Day six was Friday. He came home late from overtime. His wife and son were asleep. After showering, he lay down and checked his phone. One unread message in the painting class parent group: schedule changed — Sunday class switched to Saturday.

Tomorrow.

He put down his phone and closed his eyes. His mind spun in the dark.

He had to go back tomorrow. Wait in the lobby again. Only two massage chairs and some plastic stools. He hadn't touched either since the dream on the orange chair. But they were there, unavoidable.

He turned over, burying his face in the pillow. Sleep wouldn't come. Every time he nearly drifted off, the image flashed: the dark brown stain on the orange chair, glinting dimly under the light.

He still went the next afternoon. His wife asked why he looked so terrible. He said he slept badly. He dropped Chengcheng off, walked past the massage chairs, and headed straight for the smoking area. He smoked three in a row, his throat dry and bitter, before walking back.

All the plastic stools were taken. An old man played videos aloud. A woman talked about braised pork. The reception girl was on the phone, her voice drowned out. The lobby was noisy.
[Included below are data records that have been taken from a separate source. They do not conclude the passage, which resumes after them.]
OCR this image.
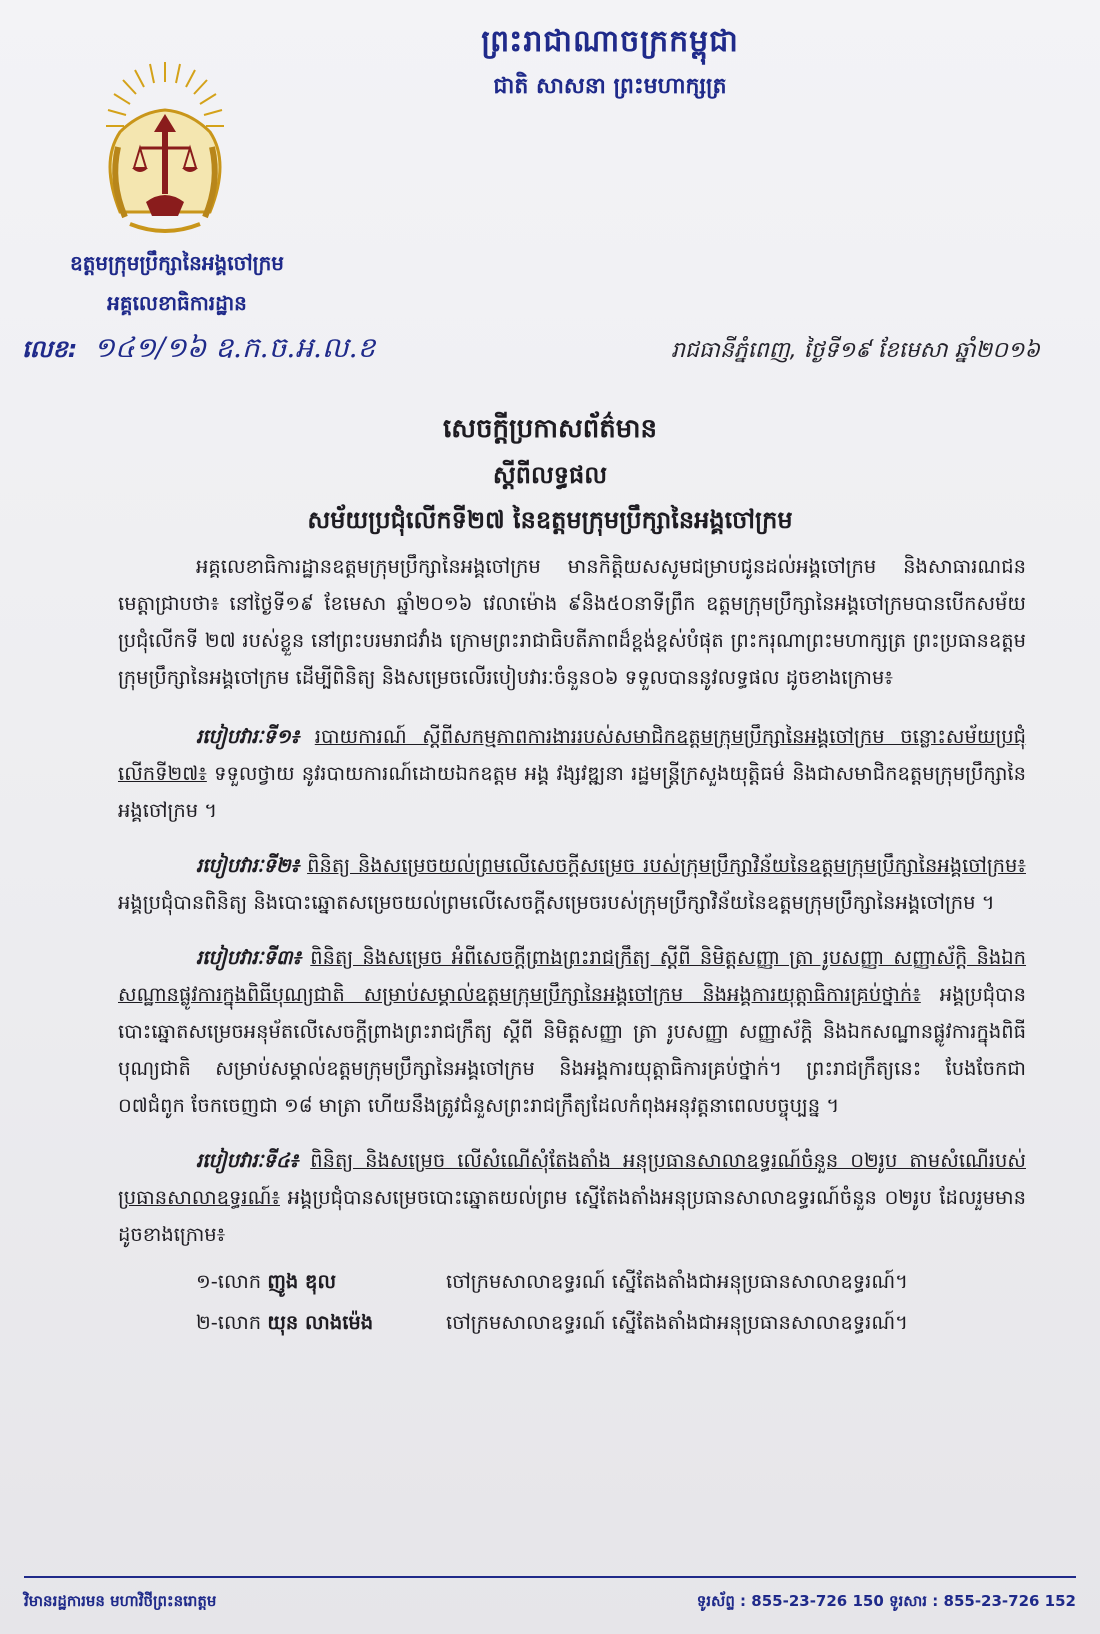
ព្រះរាជាណាចក្រកម្ពុជា
ជាតិ សាសនា ព្រះមហាក្សត្រ
ឧត្តមក្រុមប្រឹក្សានៃអង្គចៅក្រម
អគ្គលេខាធិការដ្ឋាន
លេខ: ១៤១/១៦ ឧ.ក.ច.អ.ល.ខ	រាជធានីភ្នំពេញ, ថ្ងៃទី១៩ ខែមេសា ឆ្នាំ២០១៦
សេចក្តីប្រកាសព័ត៌មាន
ស្តីពីលទ្ធផល
សម័យប្រជុំលើកទី២៧ នៃឧត្តមក្រុមប្រឹក្សានៃអង្គចៅក្រម

អគ្គលេខាធិការដ្ឋានឧត្តមក្រុមប្រឹក្សានៃអង្គចៅក្រម មានកិត្តិយសសូមជម្រាបជូនដល់អង្គចៅក្រម និងសាធារណជន មេត្តាជ្រាបថា៖ នៅថ្ងៃទី១៩ ខែមេសា ឆ្នាំ២០១៦ វេលាម៉ោង ៩និង៥០នាទីព្រឹក ឧត្តមក្រុមប្រឹក្សានៃអង្គចៅក្រមបានបើកសម័យប្រជុំលើកទី ២៧ របស់ខ្លួន នៅព្រះបរមរាជវាំង ក្រោមព្រះរាជាធិបតីភាពដ៏ខ្ពង់ខ្ពស់បំផុត ព្រះករុណាព្រះមហាក្សត្រ ព្រះប្រធានឧត្តមក្រុមប្រឹក្សានៃអង្គចៅក្រម ដើម្បីពិនិត្យ និងសម្រេចលើរបៀបវារៈចំនួន០៦ ទទួលបាននូវលទ្ធផល ដូចខាងក្រោម៖

របៀបវារៈទី១៖ របាយការណ៍ ស្តីពីសកម្មភាពការងាររបស់សមាជិកឧត្តមក្រុមប្រឹក្សានៃអង្គចៅក្រម ចន្លោះសម័យប្រជុំលើកទី២៧៖ ទទួលថ្វាយ នូវរបាយការណ៍ដោយឯកឧត្តម អង្គ វង្សវឌ្ឍនា រដ្ឋមន្ត្រីក្រសួងយុត្តិធម៌ និងជាសមាជិកឧត្តមក្រុមប្រឹក្សានៃអង្គចៅក្រម ។
របៀបវារៈទី២៖ ពិនិត្យ និងសម្រេចយល់ព្រមលើសេចក្តីសម្រេច របស់ក្រុមប្រឹក្សាវិន័យនៃឧត្តមក្រុមប្រឹក្សានៃអង្គចៅក្រម៖ អង្គប្រជុំបានពិនិត្យ និងបោះឆ្នោតសម្រេចយល់ព្រមលើសេចក្តីសម្រេចរបស់ក្រុមប្រឹក្សាវិន័យនៃឧត្តមក្រុមប្រឹក្សានៃអង្គចៅក្រម ។
របៀបវារៈទី៣៖ ពិនិត្យ និងសម្រេច អំពីសេចក្តីព្រាងព្រះរាជក្រឹត្យ ស្តីពី និមិត្តសញ្ញា ត្រា រូបសញ្ញា សញ្ញាស័ក្តិ និងឯកសណ្ឋានផ្លូវការក្នុងពិធីបុណ្យជាតិ សម្រាប់សម្គាល់ឧត្តមក្រុមប្រឹក្សានៃអង្គចៅក្រម និងអង្គការយុត្តាធិការគ្រប់ថ្នាក់៖ អង្គប្រជុំបានបោះឆ្នោតសម្រេចអនុម័តលើសេចក្តីព្រាងព្រះរាជក្រឹត្យ ស្តីពី និមិត្តសញ្ញា ត្រា រូបសញ្ញា សញ្ញាស័ក្តិ និងឯកសណ្ឋានផ្លូវការក្នុងពិធីបុណ្យជាតិ សម្រាប់សម្គាល់ឧត្តមក្រុមប្រឹក្សានៃអង្គចៅក្រម និងអង្គការយុត្តាធិការគ្រប់ថ្នាក់។ ព្រះរាជក្រឹត្យនេះ បែងចែកជា ០៧ជំពូក ចែកចេញជា ១៨ មាត្រា ហើយនឹងត្រូវជំនួសព្រះរាជក្រឹត្យដែលកំពុងអនុវត្តនាពេលបច្ចុប្បន្ន ។
របៀបវារៈទី៤៖ ពិនិត្យ និងសម្រេច លើសំណើសុំតែងតាំង អនុប្រធានសាលាឧទ្ធរណ៍ចំនួន ០២រូប តាមសំណើរបស់ប្រធានសាលាឧទ្ធរណ៍៖ អង្គប្រជុំបានសម្រេចបោះឆ្នោតយល់ព្រម ស្នើតែងតាំងអនុប្រធានសាលាឧទ្ធរណ៍ចំនួន ០២រូប ដែលរួមមានដូចខាងក្រោម៖
១-លោក ញូង ឌុល	ចៅក្រមសាលាឧទ្ធរណ៍ ស្នើតែងតាំងជាអនុប្រធានសាលាឧទ្ធរណ៍។
២-លោក យុន លាងម៉េង	ចៅក្រមសាលាឧទ្ធរណ៍ ស្នើតែងតាំងជាអនុប្រធានសាលាឧទ្ធរណ៍។
វិមានរដ្ឋការមន មហាវិថីព្រះនរោត្តម	ទូរស័ព្ទ : 855-23-726 150 ទូរសារ : 855-23-726 152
Cheng Yuantao leaned against the wall, scrolling his phone. His eyes stung. He'd barely slept four hours. Tiredness crashed into him. He yawned, eyelids heavy. He shook his head, forcing his eyes open.

"Sit down for a while."

A voice said suddenly.

He looked up. The old man was gone, a stool empty. But the voice hadn't come from there. It was too close — like someone whispered directly into his ear.

He turned to the two massage chairs. Gray empty. Orange empty. The dark brown stain looked… bigger than last time.

No.

He stared. It wasn't his imagination. The stain had been an irregular oval. Now a thin line extended downward, like liquid had soaked further into the leather.

He stepped back.

"Sit down for a while."

The voice spoke again. Clear this time — coming from the orange massage chair. But it didn't sound human. Flat, neutral, no warmth — like a pre-recorded message playing automatically.

He stared at the chair's screen. Black, unpowered, no lights.

"Sir?" The reception girl had hung up, looking at him confusedly. "Are you okay? You look terrible."

"That massage chair," Cheng Yuantao pointed at the orange one, his finger shaking. "Do people ever sit on that one?"

She glanced at it and shook her head. "Not really. The gray one gets used a lot."

She paused, then added quietly: "Actually… that one almost never gets used. I don't know why."

Cheng Yuantao's hand dropped.

She looked at him, then at the chair, her expression shifting slightly — not fear, but awkwardness, like she knew something but didn't want to say it.

"What is it?" he pressed.

"Nothing much." She hesitated, voice lowering. "Some coworkers say it sometimes makes noises at night. Not working sounds. Just… hard to explain."

"What do you mean hard to explain?"

"Like airbags inflating and deflating." She seemed uncomfortable herself. "But the lobby's powered off at night. Plugs are pulled."

Cheng Yuantao didn't ask again. He turned to the elevator, fingers still trembling. When he reached the third floor, Chengcheng wasn't out yet. He leaned against the wall and opened his browser.

He typed the mall's name, plus four words:

Noises at midnight

His fingers froze when the results loaded.

A two-year-old post from the same forum. Title: Mall massage chairs turn on by themselves after closing — caught on camera. The video link was broken, but the text remained. The poster was a night security guard. He heard the chairs running several times while patrolling, but they stopped when he approached. He hid a phone to record. The footage made him quit the next day.

He didn't write what he filmed. Someone asked in the comments. He replied with one line.

Cheng Yuantao stared at it, palm dripping sweat.

"No one was sitting on the chair. But the airbags were inflated. Like something invisible was sitting there."